Upwards of 40 percent of married couples are impacted by infidelity, and despite the high percentage, most people—even those who stray—will say that cheating is wrong. So why does it happen so often?
Sadly, the list of reasons is long.
Frustration in the marriage is one common trigger—the adulterer made several attempts to solve problems to no avail. Maybe she had second thoughts about getting married or he was jealous over the attention given to a new baby and neither had the skill set to communicate these feelings. Another possibility: The straying spouse has childhood baggage—neglect, abuse, or a parent who cheated—that interferes with his or her ability to maintain a committed relationship. Less often, the cheater doesn’t value monogamy, lacks empathy, or simply doesn’t care about the consequences.
Motivations Differ by Gender
Husbands who have affairs are usually seeking more sex or attention. Men express their love in a more physical way—they often don’t have the perfect “feeling words” for their wives. So sex becomes an important path to connection and intimacy. If men aren’t sexually satisfied (for instance, maybe their wives turn them down a lot), they take that rejection to heart, and it can easily translate to feeling “unloved.”
When women cheat, they’re often trying to fill an emotional void.
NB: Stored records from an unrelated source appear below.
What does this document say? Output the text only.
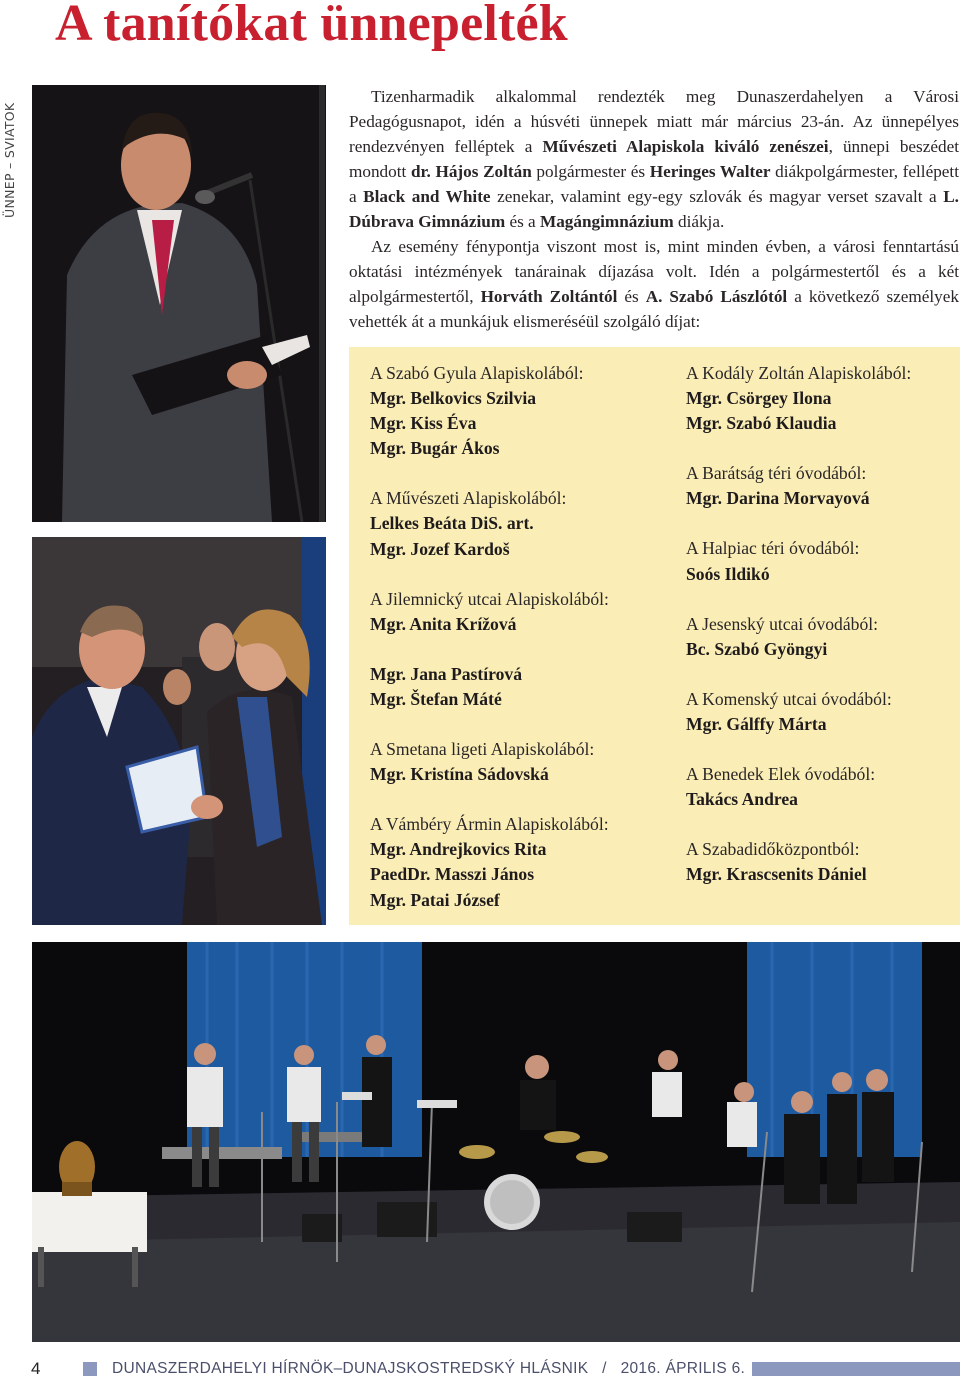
A tanítókat ünnepelték
ÜNNEP – SVIATOK

Tizenharmadik alkalommal rendezték meg Dunaszerdahelyen a Városi Pedagógusnapot, idén a húsvéti ünnepek miatt már március 23-án. Az ünnepélyes rendezvényen felléptek a Művészeti Alapiskola kiváló zenészei, ünnepi beszédet mondott dr. Hájos Zoltán polgármester és Heringes Walter diákpolgármester, fellépett a Black and White zenekar, valamint egy-egy szlovák és magyar verset szavalt a L. Dúbrava Gimnázium és a Magángimnázium diákja.

Az esemény fénypontja viszont most is, mint minden évben, a városi fenntartású oktatási intézmények tanárainak díjazása volt. Idén a polgármestertől és a két alpolgármestertől, Horváth Zoltántól és A. Szabó Lászlótól a következő személyek vehették át a munkájuk elismeréséül szolgáló díjat:

A Szabó Gyula Alapiskolából:
Mgr. Belkovics Szilvia
Mgr. Kiss Éva
Mgr. Bugár Ákos
A Művészeti Alapiskolából:
Lelkes Beáta DiS. art.
Mgr. Jozef Kardoš
A Jilemnický utcai Alapiskolából:
Mgr. Anita Krížová
Mgr. Jana Pastírová
Mgr. Štefan Máté
A Smetana ligeti Alapiskolából:
Mgr. Kristína Sádovská
A Vámbéry Ármin Alapiskolából:
Mgr. Andrejkovics Rita
PaedDr. Masszi János
Mgr. Patai József
A Kodály Zoltán Alapiskolából:
Mgr. Csörgey Ilona
Mgr. Szabó Klaudia
A Barátság téri óvodából:
Mgr. Darina Morvayová
A Halpiac téri óvodából:
Soós Ildikó
A Jesenský utcai óvodából:
Bc. Szabó Gyöngyi
A Komenský utcai óvodából:
Mgr. Gálffy Márta
A Benedek Elek óvodából:
Takács Andrea
A Szabadidőközpontból:
Mgr. Krascsenits Dániel
4	DUNASZERDAHELYI HÍRNÖK–DUNAJSKOSTREDSKÝ HLÁSNIK   /   2016. ÁPRILIS 6.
Women frequently complain of disconnection from a spouse, and of the wish to be desired and cherished. An affair is more often a “transitional” partner for the woman. She is seriously looking to leave to her marriage and this other person helps her do just that.
That’s not to say that sexual satisfaction isn’t a primary driver of affairs for wives as well as husbands.
In one study of men and women who were actively pursuing or involved in extramarital affairs, both genders said they were hoping to improve their sex lives—because they felt their primary relationship was lacking between the sheets.
There’s a myriad of other reasons that someone may engage in an extramarital liaison. Indeed, as this partial listing shows, the whys and wherefores of committing adultery are many:
- Conflict avoidance
- Sexless marriage
- Feeling unappreciated and/or neglected
- Ego or arrogance
- Because he/she can
- Sense of entitlement
- Excessive conflict
- Looking for excitement or passion
- Validation of manhood or womanhood
- Boost self-esteem
- Thrill of the chase
- Desire to sow wild oats
- Deep-seated unhappiness
- “Buyer’s remorse” (second thoughts after getting married)
- Feeling trapped
- Financial pressures
- Escapism from daily life
- Looking for a one-night stand
- Sex addiction
- Hormonal changes
- Selfish or self-centered
- Is a serial/chronic cheater
- Having an episode of mental illness (for instance, mania or borderline personality disorder) or substance abuse
In some marriages, an affair is a cry for help, a way to force the couple to finally face the problems that both parties are aware of but aren’t addressing. In this case, the partner often actually tries to get caught as a way of bringing the issue to the fore. Other times a partner may simply see infidelity as an exit strategy—a way to end an unhappy marriage.
Regardless of the underlying reason a spouse cheats, it can either devastate a marriage or be the catalyst for rebuilding it, depending upon how the infidelity is dealt with.